Belirtiler gözlemlendiğinde “Kulak, Burun, Boğaz” bölümüne gidilmelidir. Doktor şikayetlerinizi dinler ve muayene eder. Gırtlak kanseri şüphesi bulunuyorsa bazı tetkikler ister. Laringoskopi bu tetkiklerden birisidir. Ucundaki kamera ile esnek, sert bir hortumla gırtlak incelenir. Sonrasında normal olmayan bir durumda kesin tanı için lokal veya genel anestezi ile biyopsi alınır.
Tanı koyulurken, boyun ultrasonu, bilgisayarlı tomografi, manyetik rezonans görüntüleme, pozitron emisyon tomografisi gibi çeşitli görüntüleme yöntemlerinden yardım alınır.
Kanserin ne kadar yayıldığını bulunduğu evre gösterir. Tedavi yöntemini belirlemek için hangi evrede olunduğunu bilmek önemlidir. 4 evresi vardır.
1.ve 2.Evre: Erken evredir. Hasta tedaviye daha iyi yanıt verir ve tedavinin başarı ihtimali yüksektir. Belirtiler bu evrede görülmeyebilir.
3.Evre: Tümör gırtlak boşluğundadır. Ses tellerinde hareket azalmıştır.
4.Evre: Gırtlak boşluğunun dışına yayılım başlamıştır. Ses tellerinin üst ve alt bölgelerine, akciğer gibi organlara sıçrama olmuştur. İleri evredir.
Tümörün hangi boyutta olduğu, evresi, boyun ve metastaz varlığına, yaşa ve kişinin genel sağlık düzeyine göre tedavi şekli farklılık gösterir.
Cerrahi tedavi yöntemi: Hastalık ilerlememişse gırtlağın bir kısmı, ilerlemişse gırtlağın tamamı alınmaktadır.
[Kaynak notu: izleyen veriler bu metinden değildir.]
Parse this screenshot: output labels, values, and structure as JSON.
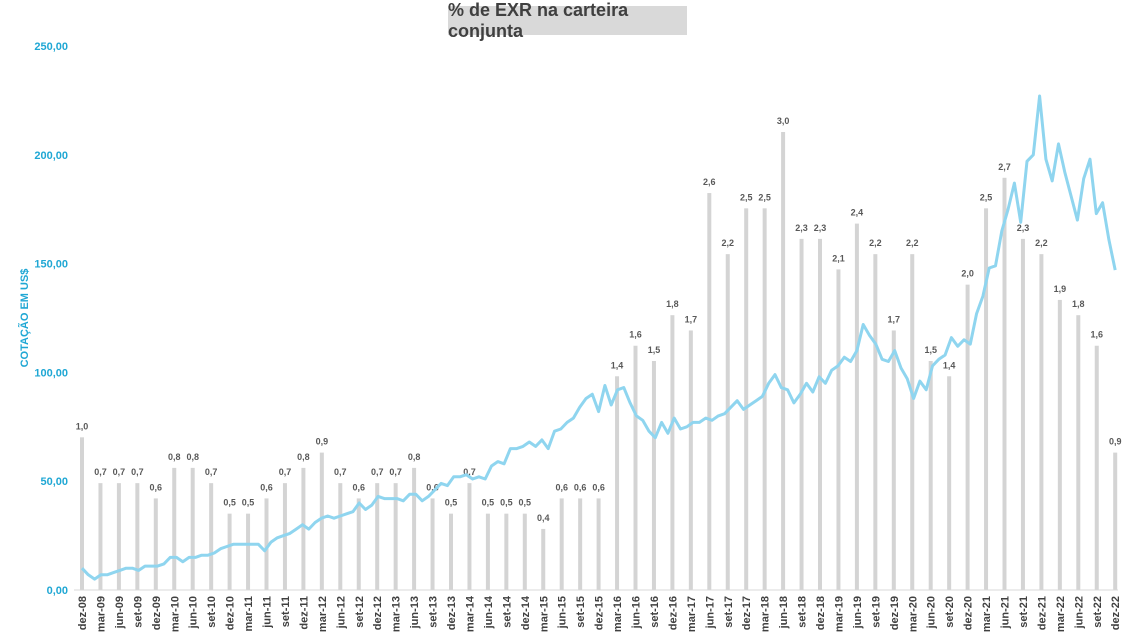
{
  "chart_data": {
    "type": "bar+line",
    "title": "% de EXR na carteira conjunta",
    "ylabel": "COTAÇÃO EM US$",
    "ylim": [
      0,
      250
    ],
    "y_ticks": [
      "0,00",
      "50,00",
      "100,00",
      "150,00",
      "200,00",
      "250,00"
    ],
    "x_tick_labels": [
      "dez-08",
      "mar-09",
      "jun-09",
      "set-09",
      "dez-09",
      "mar-10",
      "jun-10",
      "set-10",
      "dez-10",
      "mar-11",
      "jun-11",
      "set-11",
      "dez-11",
      "mar-12",
      "jun-12",
      "set-12",
      "dez-12",
      "mar-13",
      "jun-13",
      "set-13",
      "dez-13",
      "mar-14",
      "jun-14",
      "set-14",
      "dez-14",
      "mar-15",
      "jun-15",
      "set-15",
      "dez-15",
      "mar-16",
      "jun-16",
      "set-16",
      "dez-16",
      "mar-17",
      "jun-17",
      "set-17",
      "dez-17",
      "mar-18",
      "jun-18",
      "set-18",
      "dez-18",
      "mar-19",
      "jun-19",
      "set-19",
      "dez-19",
      "mar-20",
      "jun-20",
      "set-20",
      "dez-20",
      "mar-21",
      "jun-21",
      "set-21",
      "dez-21",
      "mar-22",
      "jun-22",
      "set-22",
      "dez-22"
    ],
    "bar_labels": [
      "1,0",
      "0,7",
      "0,7",
      "0,7",
      "0,6",
      "0,8",
      "0,8",
      "0,7",
      "0,5",
      "0,5",
      "0,6",
      "0,7",
      "0,8",
      "0,9",
      "0,7",
      "0,6",
      "0,7",
      "0,7",
      "0,8",
      "0,6",
      "0,5",
      "0,7",
      "0,5",
      "0,5",
      "0,5",
      "0,4",
      "0,6",
      "0,6",
      "0,6",
      "1,4",
      "1,6",
      "1,5",
      "1,8",
      "1,7",
      "2,6",
      "2,2",
      "2,5",
      "2,5",
      "3,0",
      "2,3",
      "2,3",
      "2,1",
      "2,4",
      "2,2",
      "1,7",
      "2,2",
      "1,5",
      "1,4",
      "2,0",
      "2,5",
      "2,7",
      "2,3",
      "2,2",
      "1,9",
      "1,8",
      "1,6",
      "0,9"
    ],
    "bar_values": [
      1.0,
      0.7,
      0.7,
      0.7,
      0.6,
      0.8,
      0.8,
      0.7,
      0.5,
      0.5,
      0.6,
      0.7,
      0.8,
      0.9,
      0.7,
      0.6,
      0.7,
      0.7,
      0.8,
      0.6,
      0.5,
      0.7,
      0.5,
      0.5,
      0.5,
      0.4,
      0.6,
      0.6,
      0.6,
      1.4,
      1.6,
      1.5,
      1.8,
      1.7,
      2.6,
      2.2,
      2.5,
      2.5,
      3.0,
      2.3,
      2.3,
      2.1,
      2.4,
      2.2,
      1.7,
      2.2,
      1.5,
      1.4,
      2.0,
      2.5,
      2.7,
      2.3,
      2.2,
      1.9,
      1.8,
      1.6,
      0.9
    ],
    "bar_scale_max": 3.0,
    "line_values": [
      10,
      7,
      5,
      7,
      7,
      8,
      9,
      10,
      10,
      9,
      11,
      11,
      11,
      12,
      15,
      15,
      13,
      15,
      15,
      16,
      16,
      17,
      19,
      20,
      21,
      21,
      21,
      21,
      21,
      18,
      22,
      24,
      25,
      26,
      28,
      30,
      28,
      31,
      33,
      34,
      33,
      34,
      35,
      36,
      40,
      37,
      39,
      43,
      42,
      42,
      42,
      41,
      44,
      44,
      41,
      43,
      46,
      49,
      48,
      52,
      52,
      53,
      51,
      52,
      51,
      57,
      59,
      58,
      65,
      65,
      66,
      68,
      66,
      69,
      65,
      73,
      74,
      77,
      79,
      84,
      88,
      90,
      82,
      94,
      85,
      92,
      93,
      86,
      80,
      78,
      73,
      70,
      77,
      72,
      79,
      74,
      75,
      77,
      77,
      79,
      78,
      80,
      81,
      84,
      87,
      83,
      85,
      87,
      89,
      95,
      99,
      93,
      92,
      86,
      90,
      95,
      91,
      98,
      95,
      101,
      103,
      107,
      105,
      110,
      122,
      117,
      113,
      106,
      105,
      110,
      102,
      97,
      88,
      96,
      92,
      103,
      106,
      108,
      116,
      112,
      115,
      113,
      127,
      135,
      148,
      149,
      165,
      175,
      187,
      169,
      197,
      200,
      227,
      198,
      188,
      205,
      192,
      181,
      170,
      189,
      198,
      173,
      178,
      161,
      147
    ],
    "bar_color": "#d4d4d4",
    "line_color": "#8fd5ef",
    "axis_label_color": "#1fa7d4"
  }
}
Ameliyat bazısında boynun ön tarafında hastanın nefes alması için bir delik açılır. Ameliyattan sonra birkaç gün içerisinde delik kapatılır. Gırtlağın tamamı alınmışsa bu delik kalıcı olabilmektedir. Kanser hücreleri boyunda bulunan lenf bezlerine yayılma ihtimali varsa ya da yayılmışsa bu bezlerin temizlenmesi gerekebilmektedir.
Radyoterapi tedavi yöntemi: Erken evrede tercih edilir. Bu yöntemde yüksek enerjili ışınlar yardımıyla kanser hücreleri öldürülür ya da tümörler küçültülür. Tümörün büyüklüğü ya da yerine göre kemoterapi ya da cerrahi yöntemlerle uygulanabilmektedir.
Kemoterapi tedavi yöntemi: Ameliyat öncesinde ya da sonrasında yapılabilmektedir. Radyoterapi yöntemiyle beraber de uygulanabilir. Ameliyat öncesindeki kemoterapi tümörün boyutunu küçültür ve ameliyat edilebilir bir hale getirir. Kanserin tekrar etmemesi için de kemoterapiye başvurulabilir.